Um homem (nessa parábola, homem) foi ao barbeiro, requisitar o serviço óbvio. Como é comum nessas situações — nunca fui mas deve ser uma espécie de cabeleireiro heterossexual —, o homem e o profissional começam um diálogo profundo sobre o pênalti não marcado, o imbecil que fechou no trânsito (evitando o xingamento comum, é claro) e cada par de pernas femininas à vista. Com extrema leviandade, o homem levanta a questão: Deus existe? O educadíssimo barbeiro responde que deve existir, e que ele é supremamente bom, criador de todas as coisas, onipotente, onisciente, onipresente, onimaníaco, onívoro, oni, oni... qualifica o barbudo celeste ad nauseam.
O homem discorda de pronto, contestando como um deus tão bom poderia ter como obra a cruel e imperfeita realidade. O barbeiro, ainda educado, diz que as pessoas têm seu livre arbítrio para escolher encontrá-lo e se banhar na sua luz. Que depende tão-somente de cada pessoa obedecer sinhozinho Deus para ser feliz. E exemplifica com a sua profissão, afinal:

— Olhe só pela janela. Vê que nas ruas há muitas pessoas com a barba mal-cuidada e desalinhada? Ainda assim estou aqui, e quem vier terá seu semblante tratado e asseado com os meus serviços. Não posso buscá-los todos, trazê-los e forçá-los a me aceitar.
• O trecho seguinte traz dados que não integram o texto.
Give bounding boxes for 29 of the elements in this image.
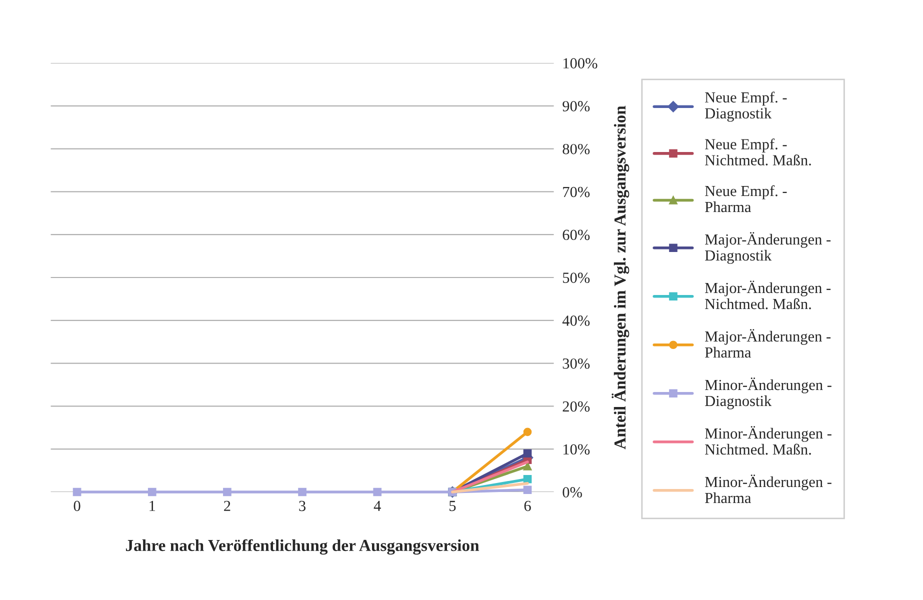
y-axis-title: Anteil Änderungen im Vgl. zur Ausgangsversion	[612, 106, 630, 450]
legend-label: Minor-Änderungen - Diagnostik	[705, 378, 832, 410]
legend-label: Neue Empf. - Diagnostik	[705, 92, 787, 122]
x-tick-label: 5	[450, 500, 456, 512]
legend-label: Major-Änderungen - Diagnostik	[705, 232, 831, 264]
legend-label: Minor-Änderungen - Nichtmed. Maßn.	[705, 426, 832, 455]
y-tick-label: 50%	[563, 272, 590, 283]
legend-label: Major-Änderungen - Pharma	[705, 329, 831, 358]
y-tick-label: 100%	[563, 58, 598, 68]
x-tick-label: 0	[74, 500, 80, 512]
legend-label: Minor-Änderungen - Pharma	[705, 474, 832, 504]
y-tick-label: 70%	[563, 186, 590, 198]
legend-label: Major-Änderungen - Nichtmed. Maßn.	[705, 280, 831, 310]
x-tick-label: 2	[224, 500, 230, 511]
y-tick-label: 0%	[562, 487, 582, 498]
y-tick-label: 60%	[562, 230, 590, 240]
y-tick-label: 40%	[562, 316, 590, 326]
x-axis-title: Jahre nach Veröffentlichung der Ausgangsversion	[126, 539, 480, 555]
x-tick-label: 4	[374, 500, 381, 511]
y-tick-label: 20%	[562, 401, 590, 412]
y-tick-label: 90%	[562, 101, 590, 112]
legend-label: Neue Empf. - Pharma	[705, 185, 787, 212]
x-tick-label: 6	[524, 500, 531, 512]
y-tick-label: 10%	[563, 444, 590, 455]
x-tick-label: 1	[150, 500, 156, 511]
legend-label: Neue Empf. - Nichtmed. Maßn.	[705, 138, 811, 166]
y-tick-label: 80%	[562, 144, 590, 154]
x-tick-label: 3	[299, 500, 306, 512]
y-tick-label: 30%	[562, 358, 590, 369]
Assim se convence o homem de que Deus, se existe, tem razão em ficar parado num templo esperando a clientela, apesar da onipresença; em exigir orações e confissões, apesar da onisciência; em permitir o mal enquanto prefere o bem, apesar da onipotência.
Ouvi eu essa parábola, e ficou evidente que o barbeiro era Deus disfarçado, espalhando sua sabedoria sorrateiramente. Procurando um pouco mais fundo, fui saber o resultado do serviço divino no rosto do simpático personagem.

Aí está:


É isso que vemos. É isso que está do outro lado da janela, seja um santo ou um demônio. Não há distinção entre ímpios e crentes no grupo dos desgraçados. Não há ajuda ou castigo para quem acredita mais ou menos.

Por isso, eu mesmo faço a minha barba.